CORRECTION (4/30/2012): This article was previously published without correct attribution. Quotation marks and links to original material have been added. Many thanks to John Steele, founder of www.legalethicsforum.com and author of the Top Ten Legal Ethics Stories of 2011.
It is another new year and it is time to look back on the top legal ethics stories of 2011. Not only are the stories interesting, but they portend trends as to how the courts view attorney conduct issues.
First, “a number of federal courts have upheld sophisticated agreements [advance waivers] between lawyers and clients pertaining to conflicts of interest that might arise in the future”. The opinions deal with the business client and show recognition by the courts that sophisticated clients should be allowed flexibility in how they deal with conflicts. Large firms, of course, support this position, as do lawyers who handle matters for corporate clients. See the Federal Circuit’s decision In re Shared Memory Graphics, LLC, 659 F.3d 1336, and California decisions Multimedia Patent Trust v. Apple (2011 U.S. Dist. Lexis 46237 (April 29, 2011) and SEC v. Tang, N. Dist. Calif. C-09-05146 JCS to see what type of client and waiver will pass muster .
Another interesting legal ethics development is the United States Supreme Court case Turner v. Rogers (Slip Op June 20, 2011).
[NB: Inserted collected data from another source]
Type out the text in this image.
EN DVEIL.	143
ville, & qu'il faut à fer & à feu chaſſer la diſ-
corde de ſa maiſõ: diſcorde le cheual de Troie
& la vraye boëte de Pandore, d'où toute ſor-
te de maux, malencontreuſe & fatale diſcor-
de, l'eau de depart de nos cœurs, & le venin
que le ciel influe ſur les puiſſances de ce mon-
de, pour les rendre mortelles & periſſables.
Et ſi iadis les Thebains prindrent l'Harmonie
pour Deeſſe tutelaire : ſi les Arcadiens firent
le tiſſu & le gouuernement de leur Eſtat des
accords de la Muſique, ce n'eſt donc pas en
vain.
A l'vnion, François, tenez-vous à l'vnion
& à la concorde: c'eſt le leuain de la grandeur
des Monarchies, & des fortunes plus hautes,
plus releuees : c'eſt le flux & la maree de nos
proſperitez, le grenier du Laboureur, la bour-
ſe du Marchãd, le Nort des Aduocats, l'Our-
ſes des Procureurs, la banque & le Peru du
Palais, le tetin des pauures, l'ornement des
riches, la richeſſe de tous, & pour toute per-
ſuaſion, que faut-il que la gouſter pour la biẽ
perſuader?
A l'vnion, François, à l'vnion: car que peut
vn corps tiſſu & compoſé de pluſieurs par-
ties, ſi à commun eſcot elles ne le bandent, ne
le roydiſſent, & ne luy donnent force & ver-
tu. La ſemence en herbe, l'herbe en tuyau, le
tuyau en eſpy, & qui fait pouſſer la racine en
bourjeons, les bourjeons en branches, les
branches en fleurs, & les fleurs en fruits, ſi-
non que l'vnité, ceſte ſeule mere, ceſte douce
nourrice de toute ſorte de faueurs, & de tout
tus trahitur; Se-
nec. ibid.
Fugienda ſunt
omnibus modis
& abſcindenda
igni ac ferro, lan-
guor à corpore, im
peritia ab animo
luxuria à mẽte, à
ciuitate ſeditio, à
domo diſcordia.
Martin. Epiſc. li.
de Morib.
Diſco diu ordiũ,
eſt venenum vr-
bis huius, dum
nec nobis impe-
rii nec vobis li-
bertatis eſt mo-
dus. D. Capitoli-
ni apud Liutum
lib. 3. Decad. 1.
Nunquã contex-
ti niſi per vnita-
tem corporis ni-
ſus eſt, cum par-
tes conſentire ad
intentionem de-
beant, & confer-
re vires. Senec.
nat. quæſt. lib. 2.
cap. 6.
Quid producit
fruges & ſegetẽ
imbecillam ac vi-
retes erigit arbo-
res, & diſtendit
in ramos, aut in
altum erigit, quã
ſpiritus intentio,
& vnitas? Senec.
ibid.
There, “the Court held that the 14th Amendment does not categorically require a state to provide counsel for all indigent parents facing a civil contempt hearing for non-payment of child support where the other parent is not represented by counsel“. ABA ethics rules favor attorneys providing pro bono services in these areas of law. “As many of [you] know,there has been a movement for various forms of ‘Civil Gideon’ rights to be established, so that indigent litigants would be assured state-provided counsel for certain kinds of litigation that most direct affect liberty interests (e.g., divorce, custody, eviction). The movement has been stymied politically and fiscally, but the ultimate fate of the movement is still very much up for grabs. California has established a pilot program for Civil Gideon [...] [but] in Guardianship of HC, 11 CDOS 10019, the California Supreme Court held that a mother did not have a due process right to counsel in a guardianship case.”
The most controversial development in ethics last year was the “explosion of suits against law schools alleging that the schools have been pumping out fraudulent statistics about the employment of their graduates”. For instance, law schools would say a graduate was employed within three months of graduation when he or she was working at a Starbucks making cappuccinos. The schools quickly responded that they had complied with ABA guidelines on reporting employment and “the ABA quickly re-wrote the regulations to increase necessary disclosures and close loopholes”. In some cases, schools like Illinois and Villanova admitted that they have been “juking the stats” to get admissions candidates. At a cost of $35,000-$40,000 per year just in tuition for a private law school, you can imagine how angry students are who entered law school in 2008.
On the criminal front, the ill-conceived prosecution of Glaxo-Smith-Kline in-house lawyer Laura Stevens imploded. Steven’s alleged criminal conduct was seen to be ordinary lawyering in the context of responding to administrative demands for information. Apparently the DOJ and the FDA publically stated that they would increasingly target individual corporate executives for criminal prosecution. They alleged that Ms. Stevens authored several letters during an investigation denying that GSK promoted Wellbutrin for off-label purposes. Stevens denied liability and based her defense on the claim that, in responding to an FDA inquiry, she took the advice of law firm King and Spaulding. Her reliance on lawyers’ advice negated the accusation that she intended to break the law. So far, there is no indictment of King and Spaulding and I doubt the SEC wants to take on that behemoth.
It will be interesting to see what new ethics developments 2012 will bring. Perhaps some long-awaited new Rules of Professional Conduct currently sitting in the California Supreme Court? Only time will tell.
Carol M. Langford is an attorney specializing in State Bar defense work and assisting nurses, brokers and doctors in their ethics matters. She is also an adjunct professor of professional responsibility at Boalt Hall and USF School of Law. Thanks to John Steele for his Top Ten Legal Ethics Stories blog.